The 293 T cell line (KeyGEN BioTECH, China) was cultured in DMEM (GIBCO, USA). 10% fetal bovine serum (FBS) (ExCell Biology, USA) in the incubator at 37 °C and 5% CO2. The VIP 3'-UTR sequence and the mutated VIP 3'-UTR sequence were designed and synthesized in order to verify the targeting relationship between miR-30c and VIP. The synthesized fragments of the two target genes were cloned into pmirGLO dual luciferase reporter gene vectors to construct the VIP 3'-UTR dual luciferase reporter gene wild-type vector (pmirGLO-VIP) and its mutant vector (pmirGLO-mut-VIP), respectively. Recombinant vectors were identified by PCR electrophoresis and gene sequencing. The two recombinant vector plasmids were co-transfected with miR-30c mimics (mimics) or miR-30c Negative Control (NC) in 293 T cells using the transfection reagent lipofectamineTM2000, respectively. The activity of luciferase was detected using the Dual-Luciferase Assay System Kit (Promega, Madison, USA) by Multi-function Enzyme Labeler (Molecular Devices M3, USA).

Antibodies and Western Blot analysis

The terminal colon proteins of mice were extracted by RIPA Lysis Buffer kit (Beyotime, China). The extracted proteins were quantified by BCA Protein Assay Kit (Epizyme, China), and the protein expression was analyzed by Western blotting assay. Membranes were incubated overnight at 4 °C with the primary antibodies VIP (DF6627, Affinity Biosciences, China) and GAPDH (AF7021, Affinity Biosciences, China) mixed by primary antibody diluent (Epizyme, China) and incubated with Goat Anti-Rabbit IgG (H + L) HRP (S0001, Affinity Biosciences, China) subsequently. Immunodetected proteins were visualized using YosiSuper West Pico PLUS Chemiluminescent Substrate Kit (Yoshi Bio, China). The protein expression was quantified using the ImageJ software (version 1.53 s; ImageJ can be downloaded from https://imagej.net/ij/download.html).

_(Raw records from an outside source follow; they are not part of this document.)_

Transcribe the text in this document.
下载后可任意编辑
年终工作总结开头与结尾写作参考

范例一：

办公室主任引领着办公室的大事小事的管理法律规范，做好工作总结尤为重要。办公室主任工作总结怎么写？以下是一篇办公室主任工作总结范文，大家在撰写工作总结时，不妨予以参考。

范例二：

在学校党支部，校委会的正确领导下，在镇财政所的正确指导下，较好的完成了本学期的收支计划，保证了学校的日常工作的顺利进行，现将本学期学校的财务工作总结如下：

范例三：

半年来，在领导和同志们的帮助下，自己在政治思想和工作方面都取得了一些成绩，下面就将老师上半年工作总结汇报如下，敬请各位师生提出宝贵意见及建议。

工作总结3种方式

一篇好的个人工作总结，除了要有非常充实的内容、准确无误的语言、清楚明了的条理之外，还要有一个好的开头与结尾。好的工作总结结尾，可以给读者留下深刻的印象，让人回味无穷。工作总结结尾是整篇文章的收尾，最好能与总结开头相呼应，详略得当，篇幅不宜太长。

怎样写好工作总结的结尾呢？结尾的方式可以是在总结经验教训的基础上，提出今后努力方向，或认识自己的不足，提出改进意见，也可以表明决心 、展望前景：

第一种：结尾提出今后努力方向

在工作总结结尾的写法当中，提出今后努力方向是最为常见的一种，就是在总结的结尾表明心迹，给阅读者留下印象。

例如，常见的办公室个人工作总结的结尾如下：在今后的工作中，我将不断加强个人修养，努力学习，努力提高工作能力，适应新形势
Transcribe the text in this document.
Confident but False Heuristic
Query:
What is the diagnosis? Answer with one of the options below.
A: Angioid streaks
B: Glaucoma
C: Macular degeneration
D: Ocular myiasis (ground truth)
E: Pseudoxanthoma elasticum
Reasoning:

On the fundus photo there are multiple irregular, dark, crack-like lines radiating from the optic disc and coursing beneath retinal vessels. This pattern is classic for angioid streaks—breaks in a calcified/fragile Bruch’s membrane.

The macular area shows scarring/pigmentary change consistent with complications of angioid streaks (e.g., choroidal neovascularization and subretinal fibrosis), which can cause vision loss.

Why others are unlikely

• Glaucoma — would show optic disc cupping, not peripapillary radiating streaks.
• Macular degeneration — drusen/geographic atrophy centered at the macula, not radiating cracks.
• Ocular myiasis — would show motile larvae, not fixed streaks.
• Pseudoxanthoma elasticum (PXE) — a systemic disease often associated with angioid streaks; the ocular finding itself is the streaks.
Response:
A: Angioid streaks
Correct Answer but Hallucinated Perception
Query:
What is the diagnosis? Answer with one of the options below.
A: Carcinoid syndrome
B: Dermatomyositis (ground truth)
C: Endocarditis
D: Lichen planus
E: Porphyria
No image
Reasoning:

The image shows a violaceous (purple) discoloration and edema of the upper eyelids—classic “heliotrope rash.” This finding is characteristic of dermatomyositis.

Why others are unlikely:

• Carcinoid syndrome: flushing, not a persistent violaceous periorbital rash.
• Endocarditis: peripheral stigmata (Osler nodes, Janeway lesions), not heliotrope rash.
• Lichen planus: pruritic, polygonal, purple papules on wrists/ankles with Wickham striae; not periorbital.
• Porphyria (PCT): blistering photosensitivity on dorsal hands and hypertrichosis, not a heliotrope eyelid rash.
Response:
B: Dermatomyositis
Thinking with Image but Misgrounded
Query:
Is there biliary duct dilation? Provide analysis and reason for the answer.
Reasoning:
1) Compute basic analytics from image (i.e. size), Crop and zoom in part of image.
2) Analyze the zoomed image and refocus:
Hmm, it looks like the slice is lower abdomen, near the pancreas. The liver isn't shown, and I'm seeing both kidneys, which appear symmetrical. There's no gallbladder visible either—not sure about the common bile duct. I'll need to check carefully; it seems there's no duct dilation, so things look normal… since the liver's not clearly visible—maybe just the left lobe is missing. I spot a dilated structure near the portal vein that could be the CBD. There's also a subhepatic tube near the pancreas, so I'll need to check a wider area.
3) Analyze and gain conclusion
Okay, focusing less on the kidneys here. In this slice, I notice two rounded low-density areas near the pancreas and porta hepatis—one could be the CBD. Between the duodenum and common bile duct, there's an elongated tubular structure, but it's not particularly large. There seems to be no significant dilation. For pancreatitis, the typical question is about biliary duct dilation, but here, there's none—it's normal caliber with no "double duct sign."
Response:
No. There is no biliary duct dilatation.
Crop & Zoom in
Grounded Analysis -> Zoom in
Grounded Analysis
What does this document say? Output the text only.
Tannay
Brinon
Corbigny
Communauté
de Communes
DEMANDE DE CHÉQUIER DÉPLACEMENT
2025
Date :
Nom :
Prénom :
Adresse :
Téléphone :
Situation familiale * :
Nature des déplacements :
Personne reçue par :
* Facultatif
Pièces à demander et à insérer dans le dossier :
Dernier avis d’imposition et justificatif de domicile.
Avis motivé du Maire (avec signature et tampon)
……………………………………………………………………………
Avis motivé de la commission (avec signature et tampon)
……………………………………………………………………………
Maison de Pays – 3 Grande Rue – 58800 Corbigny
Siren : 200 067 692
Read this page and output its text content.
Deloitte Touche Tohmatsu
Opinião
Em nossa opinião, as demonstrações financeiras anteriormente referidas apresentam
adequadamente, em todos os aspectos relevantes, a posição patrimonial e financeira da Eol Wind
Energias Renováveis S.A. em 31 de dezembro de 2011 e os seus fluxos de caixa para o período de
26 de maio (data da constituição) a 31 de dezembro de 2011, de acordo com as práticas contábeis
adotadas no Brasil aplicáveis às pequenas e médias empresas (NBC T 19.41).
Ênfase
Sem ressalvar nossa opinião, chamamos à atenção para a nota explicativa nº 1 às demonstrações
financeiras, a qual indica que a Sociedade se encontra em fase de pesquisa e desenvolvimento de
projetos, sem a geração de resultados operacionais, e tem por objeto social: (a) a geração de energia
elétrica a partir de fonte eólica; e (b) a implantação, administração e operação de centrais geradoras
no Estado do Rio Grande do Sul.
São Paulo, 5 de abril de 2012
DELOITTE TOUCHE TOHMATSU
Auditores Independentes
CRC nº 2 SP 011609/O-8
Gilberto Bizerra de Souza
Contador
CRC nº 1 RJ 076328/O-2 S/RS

Immunohistochemical analysis

The slides were incubated with diluted primary antibody at 4 °C overnight followed by secondary antibody incubation. Staining was performed as described in the operating manual of DAB Horseradish Peroxidase Color Development Kit (Solarbio, China). The antibodies were the same as those used in the WB analysis. And the average optical density values of positive signals were analyzed using the ImageJ software.

Statistical analysis

Data were presented as means ± standard deviation (SD) using R software version 4.0.3. The experimental data were analyzed using an unpaired two-tailed t-test. P values < 0.05 were considered statistically significant.